3. Sikap nelayan tentang pemanfaatan sumberdaya hutan

Sikap nelayan terhadap pemanfaatan pohon hutan juga menjadi penyebab berlanjutnya eksploitasi kayu hutan. Sebagian besar responden (90,00 % di Petuk Ketimpun dan 83,33 % di Marang) setuju apabila hutan dimanfaatkan kayunya untuk dijual. Menurut Almeida et al. (2004), nilai ekonomi hasil tangkapan ikan nilainya dua kali lipat dibandingkan kayu hutan pada luasan rawa lebak yang sama. Dengan demikian sebenarnya nelayan lebih diuntungkan apabila mereka tidak melakukan penebangan pohon hutan.

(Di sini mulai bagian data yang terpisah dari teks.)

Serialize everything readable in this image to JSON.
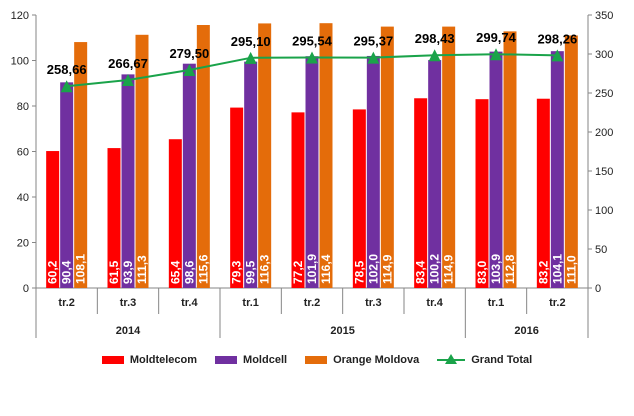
{
  "chart_data": {
    "type": "bar",
    "categories": [
      "tr.2",
      "tr.3",
      "tr.4",
      "tr.1",
      "tr.2",
      "tr.3",
      "tr.4",
      "tr.1",
      "tr.2"
    ],
    "year_groups": [
      {
        "label": "2014",
        "span": [
          0,
          2
        ]
      },
      {
        "label": "2015",
        "span": [
          3,
          6
        ]
      },
      {
        "label": "2016",
        "span": [
          7,
          8
        ]
      }
    ],
    "series": [
      {
        "name": "Moldtelecom",
        "kind": "bar",
        "color": "#ff0000",
        "values": [
          60.2,
          61.5,
          65.4,
          79.3,
          77.2,
          78.5,
          83.4,
          83.0,
          83.2
        ],
        "labels": [
          "60,2",
          "61,5",
          "65,4",
          "79,3",
          "77,2",
          "78,5",
          "83,4",
          "83,0",
          "83,2"
        ]
      },
      {
        "name": "Moldcell",
        "kind": "bar",
        "color": "#7030a0",
        "values": [
          90.4,
          93.9,
          98.6,
          99.5,
          101.9,
          102.0,
          100.2,
          103.9,
          104.1
        ],
        "labels": [
          "90,4",
          "93,9",
          "98,6",
          "99,5",
          "101,9",
          "102,0",
          "100,2",
          "103,9",
          "104,1"
        ]
      },
      {
        "name": "Orange Moldova",
        "kind": "bar",
        "color": "#e46c0a",
        "values": [
          108.1,
          111.3,
          115.6,
          116.3,
          116.4,
          114.9,
          114.9,
          112.8,
          111.0
        ],
        "labels": [
          "108,1",
          "111,3",
          "115,6",
          "116,3",
          "116,4",
          "114,9",
          "114,9",
          "112,8",
          "111,0"
        ]
      },
      {
        "name": "Grand Total",
        "kind": "line",
        "axis": "right",
        "color": "#1aa34a",
        "values": [
          258.66,
          266.67,
          279.5,
          295.1,
          295.54,
          295.37,
          298.43,
          299.74,
          298.26
        ],
        "labels": [
          "258,66",
          "266,67",
          "279,50",
          "295,10",
          "295,54",
          "295,37",
          "298,43",
          "299,74",
          "298,26"
        ]
      }
    ],
    "left_axis": {
      "ylim": [
        0,
        120
      ],
      "ticks": [
        0,
        20,
        40,
        60,
        80,
        100,
        120
      ],
      "tick_labels": [
        "0",
        "20",
        "40",
        "60",
        "80",
        "100",
        "120"
      ]
    },
    "right_axis": {
      "ylim": [
        0,
        350
      ],
      "ticks": [
        0,
        50,
        100,
        150,
        200,
        250,
        300,
        350
      ],
      "tick_labels": [
        "0",
        "50",
        "100",
        "150",
        "200",
        "250",
        "300",
        "350"
      ]
    },
    "legend_position": "bottom",
    "grid": false,
    "title": "",
    "xlabel": "",
    "ylabel": ""
  }
}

4. Penggunaan kayu sebagai bahan bakar

Mulai tahun 2004 sebagian besar masyarakat nelayan mulai beralih menggunakan kayu bakar untuk menggantikan minyak tanah untuk memasak. Sekitar 90,00 % responden di Petuk Ketimpun dan 86,67 % di Marang menggunakan kayu bakar.

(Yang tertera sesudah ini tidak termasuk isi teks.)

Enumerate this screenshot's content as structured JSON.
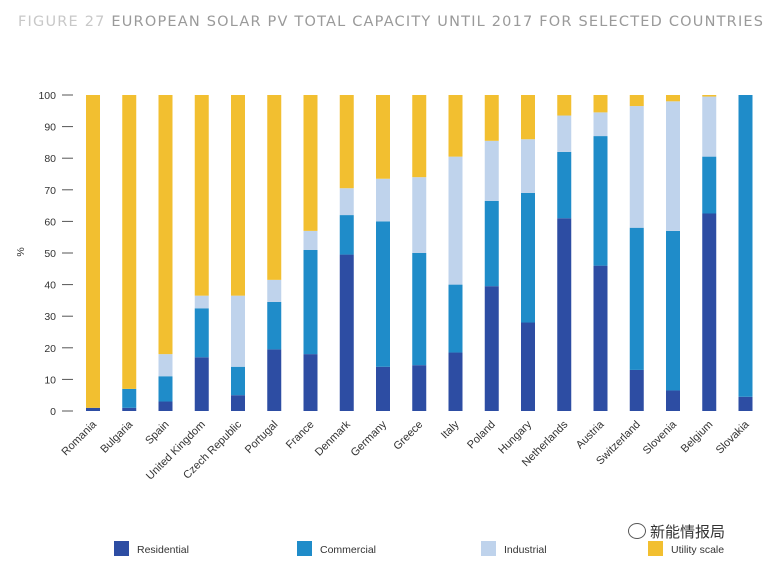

Kondisi ini dipicu oleh kelangkaan dan meningkatnya harga minyak tanah di masyarakat pada saat itu. Dampak adanya kebutuhan akan kayu bakar adalah munculnya usaha menjual kayu bakar. Kayu bakar yang dijual berasal dari jenis kayu takapas yang dieksploitasi nelayan di rawa hutan. Eksploitasi dilakukan pada pohon dengan ukuran diameter minimal 15 cm.

5. Rendahnya penegakan hukum

Responden yang melakukan eksploitasi kayu telah mengetahui bahwa tindakan mereka melanggar hukum. Namun mereka jarang mengalami tindakan penegakan hukum oleh aparat pemerintah, karena lemahnya kontrol dari aparat dan adanya oknum aparat yang dapat disuap. Kontrol dari aparat lemah, karena lokasi desa nelayan sulit dicapai karena buruknya jalan, dan wilayah hutan rawa yang luas.

4.8.3.5. Pendapatan dari eksploitasi kayu hutan

Kegiatan eksploitasi kayu hutan merupakan mata pencaharian alternatif yang bersifat musiman dan hanya memberikan kontribusi yang kecil saja terhadap pendapatan nelayan. Biaya rata - rata yang dikeluarkan untuk kegiatan eksploitasi kayu Rp 221.739 / th / nelayan (Petuk Ketimpun) dan Rp 175.800 / th / nelayan (Marang). Kayu hutan yang diperoleh nelayan Petuk Ketimpun dan Marang dijual kepada pengumpul yang berada di Petuk Ketimpun. Dengan harga jual berkisar antara Rp 50.000 s/d Rp 60.000,/ m3, nelayan memperoleh keuntungan Rp 743.043 / th (Petuk Ketimpun) dan Rp 847.200 / th (Marang). Keuntungan eksploitasi kayu hutan memberikan kontribusi peningkatan pendapatan nelayan dari menangkap ikan pada saat tidak musim ikan sekitar 13,63 % (Petuk Ketimpun) dan 18,87 % (Marang).